Più in particolare, non sposta l’asse della giurisdizione la circostanza che nel giudizio di merito vengano in rilievo le determinazioni adottate dalla parte pubblica correlate all’attuazione del D.L. n. 179 del 2012, art. 34-decies, il quale – per esigenze di verifica della sostenibilità del piano economico-finanziario del collegamento stabile viario e ferroviario tra Sicilia e continente, anche in relazione alle modalità di finanziamento – ha previsto: la stipulazione, tra la società Stretto di Messina e il contraente generale, di un apposito atto aggiuntivo al contratto vigente per l’attuazione delle disposizioni contenute in tale articolo; la sospensione, fino all’approvazione del progetto definitivo da parte del CIPE, di tutti gli effetti dei contratti stipulati dalla società Stretto di Messina con il contraente generale e gli altri soggetti affidatari dei servizi connessi alla realizzazione dell’opera, con esclusione della possibilità per i contraenti di avanzare, durante il periodo di sospensione, pretese risarcitorie o di altra natura; la caducazione, in caso di mancata approvazione del progetto definitivo dell’opera da parte del CIPE, di tutte le convenzioni e di ogni altro rapporto contrattuale stipulato dalla società concessionaria; ancora, la caducazione, in caso di mancata stipulazione dell’atto aggiuntivo, delle convenzioni e di ogni altro rapporto contrattuale stipulato dalla società concessionaria.

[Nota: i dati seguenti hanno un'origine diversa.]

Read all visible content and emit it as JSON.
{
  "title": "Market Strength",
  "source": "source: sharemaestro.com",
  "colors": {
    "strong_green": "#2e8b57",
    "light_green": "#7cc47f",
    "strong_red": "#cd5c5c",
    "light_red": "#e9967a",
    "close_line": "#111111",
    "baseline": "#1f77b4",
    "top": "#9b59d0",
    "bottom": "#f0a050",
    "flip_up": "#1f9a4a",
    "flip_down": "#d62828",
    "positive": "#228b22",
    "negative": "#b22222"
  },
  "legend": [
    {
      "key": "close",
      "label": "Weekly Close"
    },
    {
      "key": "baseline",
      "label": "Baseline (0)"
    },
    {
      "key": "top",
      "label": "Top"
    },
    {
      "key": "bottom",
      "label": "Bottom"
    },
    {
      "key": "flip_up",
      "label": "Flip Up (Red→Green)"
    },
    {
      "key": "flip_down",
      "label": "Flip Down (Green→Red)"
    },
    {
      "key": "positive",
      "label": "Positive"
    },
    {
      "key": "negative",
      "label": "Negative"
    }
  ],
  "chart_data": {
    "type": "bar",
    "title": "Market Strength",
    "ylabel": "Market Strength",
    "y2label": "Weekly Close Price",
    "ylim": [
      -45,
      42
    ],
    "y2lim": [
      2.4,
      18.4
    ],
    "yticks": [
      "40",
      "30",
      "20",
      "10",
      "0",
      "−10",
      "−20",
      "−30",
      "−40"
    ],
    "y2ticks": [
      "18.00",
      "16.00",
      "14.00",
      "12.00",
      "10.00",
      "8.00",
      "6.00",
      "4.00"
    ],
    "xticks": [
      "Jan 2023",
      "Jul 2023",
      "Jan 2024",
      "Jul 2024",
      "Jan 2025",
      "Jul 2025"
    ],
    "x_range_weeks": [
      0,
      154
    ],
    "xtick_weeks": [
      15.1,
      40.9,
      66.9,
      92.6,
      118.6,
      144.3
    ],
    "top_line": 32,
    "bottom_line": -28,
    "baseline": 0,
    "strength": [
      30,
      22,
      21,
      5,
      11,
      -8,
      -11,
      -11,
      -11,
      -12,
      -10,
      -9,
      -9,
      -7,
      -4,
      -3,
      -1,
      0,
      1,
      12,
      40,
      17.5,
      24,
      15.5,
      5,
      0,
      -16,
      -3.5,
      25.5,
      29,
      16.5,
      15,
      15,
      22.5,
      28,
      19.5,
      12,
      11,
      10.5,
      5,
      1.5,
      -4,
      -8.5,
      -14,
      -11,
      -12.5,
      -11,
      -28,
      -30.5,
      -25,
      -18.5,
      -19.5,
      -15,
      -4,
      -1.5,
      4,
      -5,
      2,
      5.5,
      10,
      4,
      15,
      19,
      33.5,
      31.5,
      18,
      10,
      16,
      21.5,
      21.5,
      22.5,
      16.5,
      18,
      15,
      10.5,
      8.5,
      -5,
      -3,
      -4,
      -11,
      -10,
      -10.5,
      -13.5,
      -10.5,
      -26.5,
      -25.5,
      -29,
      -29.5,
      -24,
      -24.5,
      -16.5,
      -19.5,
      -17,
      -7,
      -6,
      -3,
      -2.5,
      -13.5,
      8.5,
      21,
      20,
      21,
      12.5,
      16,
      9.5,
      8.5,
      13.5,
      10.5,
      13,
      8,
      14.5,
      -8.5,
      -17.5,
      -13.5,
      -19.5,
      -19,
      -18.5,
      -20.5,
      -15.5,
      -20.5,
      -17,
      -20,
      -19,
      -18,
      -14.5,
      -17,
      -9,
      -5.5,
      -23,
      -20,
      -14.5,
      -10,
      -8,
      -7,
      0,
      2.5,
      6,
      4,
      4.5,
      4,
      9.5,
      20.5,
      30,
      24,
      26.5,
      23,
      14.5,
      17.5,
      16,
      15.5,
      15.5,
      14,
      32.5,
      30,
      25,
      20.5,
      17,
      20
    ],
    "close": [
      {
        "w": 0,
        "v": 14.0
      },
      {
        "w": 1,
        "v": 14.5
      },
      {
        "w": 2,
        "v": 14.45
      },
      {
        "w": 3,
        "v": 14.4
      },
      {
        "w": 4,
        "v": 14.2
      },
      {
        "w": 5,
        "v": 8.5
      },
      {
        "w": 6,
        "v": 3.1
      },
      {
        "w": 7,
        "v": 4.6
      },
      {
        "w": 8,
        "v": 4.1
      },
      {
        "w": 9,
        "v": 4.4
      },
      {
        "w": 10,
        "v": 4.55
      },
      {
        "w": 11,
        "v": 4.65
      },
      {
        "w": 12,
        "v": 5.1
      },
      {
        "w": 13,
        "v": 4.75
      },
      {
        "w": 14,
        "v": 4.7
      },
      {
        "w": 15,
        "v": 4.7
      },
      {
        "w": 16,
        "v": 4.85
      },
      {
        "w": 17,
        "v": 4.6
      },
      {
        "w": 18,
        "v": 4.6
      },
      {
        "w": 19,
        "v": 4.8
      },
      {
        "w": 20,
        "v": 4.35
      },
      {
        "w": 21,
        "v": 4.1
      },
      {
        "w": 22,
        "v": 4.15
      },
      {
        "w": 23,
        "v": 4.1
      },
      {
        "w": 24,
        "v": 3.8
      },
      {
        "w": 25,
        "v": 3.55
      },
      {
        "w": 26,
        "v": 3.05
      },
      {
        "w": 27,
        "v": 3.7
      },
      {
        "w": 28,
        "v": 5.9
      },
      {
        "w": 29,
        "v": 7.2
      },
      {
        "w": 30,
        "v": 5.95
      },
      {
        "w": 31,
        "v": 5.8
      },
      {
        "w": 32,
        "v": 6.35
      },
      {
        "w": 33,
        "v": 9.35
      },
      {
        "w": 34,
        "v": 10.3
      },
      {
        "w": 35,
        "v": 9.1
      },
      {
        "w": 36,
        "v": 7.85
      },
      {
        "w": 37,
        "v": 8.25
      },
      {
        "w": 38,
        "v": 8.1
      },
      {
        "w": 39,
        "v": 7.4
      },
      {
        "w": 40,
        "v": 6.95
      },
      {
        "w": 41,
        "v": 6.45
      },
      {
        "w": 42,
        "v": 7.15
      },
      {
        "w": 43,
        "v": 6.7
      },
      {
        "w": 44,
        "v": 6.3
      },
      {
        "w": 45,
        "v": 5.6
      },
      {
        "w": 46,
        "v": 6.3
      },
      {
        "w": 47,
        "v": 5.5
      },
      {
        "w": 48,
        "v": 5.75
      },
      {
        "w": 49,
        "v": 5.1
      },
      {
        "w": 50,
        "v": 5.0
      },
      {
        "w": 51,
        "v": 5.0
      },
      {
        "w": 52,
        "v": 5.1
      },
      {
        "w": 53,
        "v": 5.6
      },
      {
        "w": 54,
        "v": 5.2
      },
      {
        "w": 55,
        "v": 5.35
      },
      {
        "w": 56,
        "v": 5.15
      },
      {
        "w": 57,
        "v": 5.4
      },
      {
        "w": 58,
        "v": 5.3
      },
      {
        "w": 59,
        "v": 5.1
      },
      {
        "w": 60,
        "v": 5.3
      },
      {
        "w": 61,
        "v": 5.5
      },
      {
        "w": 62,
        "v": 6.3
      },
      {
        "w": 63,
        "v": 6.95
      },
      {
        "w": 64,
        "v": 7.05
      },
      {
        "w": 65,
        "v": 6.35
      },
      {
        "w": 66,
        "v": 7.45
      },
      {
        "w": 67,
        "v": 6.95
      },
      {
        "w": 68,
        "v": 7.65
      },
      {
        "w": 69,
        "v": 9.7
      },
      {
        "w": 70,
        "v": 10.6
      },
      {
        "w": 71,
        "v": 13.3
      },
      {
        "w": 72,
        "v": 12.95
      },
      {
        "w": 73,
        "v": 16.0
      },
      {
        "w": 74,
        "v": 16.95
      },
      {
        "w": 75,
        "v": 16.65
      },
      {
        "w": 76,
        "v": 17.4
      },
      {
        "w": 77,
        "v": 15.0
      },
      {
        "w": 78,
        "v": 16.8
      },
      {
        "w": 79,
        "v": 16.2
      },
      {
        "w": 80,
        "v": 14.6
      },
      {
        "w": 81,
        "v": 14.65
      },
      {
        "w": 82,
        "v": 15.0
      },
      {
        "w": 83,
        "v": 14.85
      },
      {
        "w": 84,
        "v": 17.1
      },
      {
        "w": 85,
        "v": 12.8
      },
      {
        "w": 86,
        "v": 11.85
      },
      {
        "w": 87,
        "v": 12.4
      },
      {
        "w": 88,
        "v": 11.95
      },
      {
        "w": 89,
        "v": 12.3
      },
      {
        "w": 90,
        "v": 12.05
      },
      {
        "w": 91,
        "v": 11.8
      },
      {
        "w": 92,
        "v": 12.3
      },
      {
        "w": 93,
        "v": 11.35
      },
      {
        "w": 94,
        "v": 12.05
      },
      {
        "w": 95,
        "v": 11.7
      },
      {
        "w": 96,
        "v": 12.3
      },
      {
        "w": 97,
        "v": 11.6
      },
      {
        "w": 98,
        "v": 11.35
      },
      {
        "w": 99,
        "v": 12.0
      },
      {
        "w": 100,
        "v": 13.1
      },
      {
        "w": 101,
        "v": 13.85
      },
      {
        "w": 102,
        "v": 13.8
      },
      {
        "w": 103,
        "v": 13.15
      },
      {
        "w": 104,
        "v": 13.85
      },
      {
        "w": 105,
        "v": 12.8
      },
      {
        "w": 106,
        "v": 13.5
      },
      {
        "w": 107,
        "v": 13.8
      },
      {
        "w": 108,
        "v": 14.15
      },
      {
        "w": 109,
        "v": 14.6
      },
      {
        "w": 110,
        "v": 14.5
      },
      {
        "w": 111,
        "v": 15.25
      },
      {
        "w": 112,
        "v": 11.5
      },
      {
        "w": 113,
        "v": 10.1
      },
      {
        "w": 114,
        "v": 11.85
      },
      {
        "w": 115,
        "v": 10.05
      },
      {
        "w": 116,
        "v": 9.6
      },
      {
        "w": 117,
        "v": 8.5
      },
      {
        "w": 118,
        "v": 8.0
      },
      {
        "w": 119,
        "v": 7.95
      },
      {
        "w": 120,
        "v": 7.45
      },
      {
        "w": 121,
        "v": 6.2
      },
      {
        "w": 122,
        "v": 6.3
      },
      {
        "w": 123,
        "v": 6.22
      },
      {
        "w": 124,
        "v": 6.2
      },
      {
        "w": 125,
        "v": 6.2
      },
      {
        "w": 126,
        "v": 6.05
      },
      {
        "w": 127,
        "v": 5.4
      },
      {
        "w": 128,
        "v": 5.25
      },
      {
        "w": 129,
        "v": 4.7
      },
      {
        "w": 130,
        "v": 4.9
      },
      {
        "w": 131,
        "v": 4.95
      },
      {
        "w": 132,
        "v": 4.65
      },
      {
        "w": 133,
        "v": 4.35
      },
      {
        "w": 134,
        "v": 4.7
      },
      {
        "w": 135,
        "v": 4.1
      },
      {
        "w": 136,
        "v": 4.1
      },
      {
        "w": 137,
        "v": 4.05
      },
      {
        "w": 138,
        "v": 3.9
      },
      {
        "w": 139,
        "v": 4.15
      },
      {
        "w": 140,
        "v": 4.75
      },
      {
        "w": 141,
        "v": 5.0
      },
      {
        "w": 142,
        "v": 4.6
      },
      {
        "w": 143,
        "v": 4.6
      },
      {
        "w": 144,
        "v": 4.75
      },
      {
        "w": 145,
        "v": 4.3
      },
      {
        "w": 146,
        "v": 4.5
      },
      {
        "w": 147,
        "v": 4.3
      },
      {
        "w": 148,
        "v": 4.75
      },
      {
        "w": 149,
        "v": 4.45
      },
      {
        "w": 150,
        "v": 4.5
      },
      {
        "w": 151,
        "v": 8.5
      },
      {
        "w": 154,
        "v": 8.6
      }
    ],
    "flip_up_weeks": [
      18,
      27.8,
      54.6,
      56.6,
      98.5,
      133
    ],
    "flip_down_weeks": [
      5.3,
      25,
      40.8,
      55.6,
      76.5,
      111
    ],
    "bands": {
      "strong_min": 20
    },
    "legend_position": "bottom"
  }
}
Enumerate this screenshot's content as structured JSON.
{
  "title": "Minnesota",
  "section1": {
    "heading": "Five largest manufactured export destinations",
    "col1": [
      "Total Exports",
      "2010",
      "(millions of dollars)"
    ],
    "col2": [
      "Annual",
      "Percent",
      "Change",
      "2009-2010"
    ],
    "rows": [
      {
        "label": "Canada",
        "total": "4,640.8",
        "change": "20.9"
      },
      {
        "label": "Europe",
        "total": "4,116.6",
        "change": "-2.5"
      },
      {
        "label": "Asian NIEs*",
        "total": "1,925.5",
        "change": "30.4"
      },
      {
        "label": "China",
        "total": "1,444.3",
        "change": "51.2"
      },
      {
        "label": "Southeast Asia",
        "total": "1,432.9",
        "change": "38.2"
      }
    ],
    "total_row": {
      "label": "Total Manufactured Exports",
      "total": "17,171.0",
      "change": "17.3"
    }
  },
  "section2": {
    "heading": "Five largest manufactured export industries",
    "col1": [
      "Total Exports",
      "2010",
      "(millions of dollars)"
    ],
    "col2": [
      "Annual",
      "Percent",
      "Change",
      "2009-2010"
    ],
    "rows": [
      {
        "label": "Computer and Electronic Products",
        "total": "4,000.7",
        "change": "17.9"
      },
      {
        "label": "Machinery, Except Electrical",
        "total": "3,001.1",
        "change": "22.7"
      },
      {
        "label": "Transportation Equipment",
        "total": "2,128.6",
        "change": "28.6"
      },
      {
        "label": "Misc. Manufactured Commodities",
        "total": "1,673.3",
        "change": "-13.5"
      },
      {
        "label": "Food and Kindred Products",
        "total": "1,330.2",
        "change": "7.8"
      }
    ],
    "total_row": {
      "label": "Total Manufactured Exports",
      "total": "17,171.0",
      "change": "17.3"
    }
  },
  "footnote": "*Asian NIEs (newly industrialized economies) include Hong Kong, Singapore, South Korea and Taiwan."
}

Invero, gli atti e le determinazioni assunti dalla società Stretto di Messina in attuazione di tale ius superveniens – l’invito a Eurolink a condividere e sottoscrivere l’atto aggiuntivo al contratto e la comunicazione di caducazione del contratto per la mancata sottoscrizione dell’atto aggiuntivo nel termine fissato – si collocano nell’alveo di un rapporto ormai paritetico con i privati, come è reso evidente dal richiamo, contenuto del citato art. 34-decies, comma 4, al dovere delle parti di “improntare il loro comportamento secondo i principi della buona fede”.

5. – E’ dichiarata la giurisdizione del giudice ordinario.

La complessità delle questioni trattate impone l’integrale compensazione tra le parti delle spese del regolamento di giurisdizione.

P.Q.M.

La Corte dichiara la giurisdizione del giudice ordinario e compensa tra le parti le spese del regolamento.

Così deciso in Roma, nella Camera di consiglio, il 16 gennaio 2018.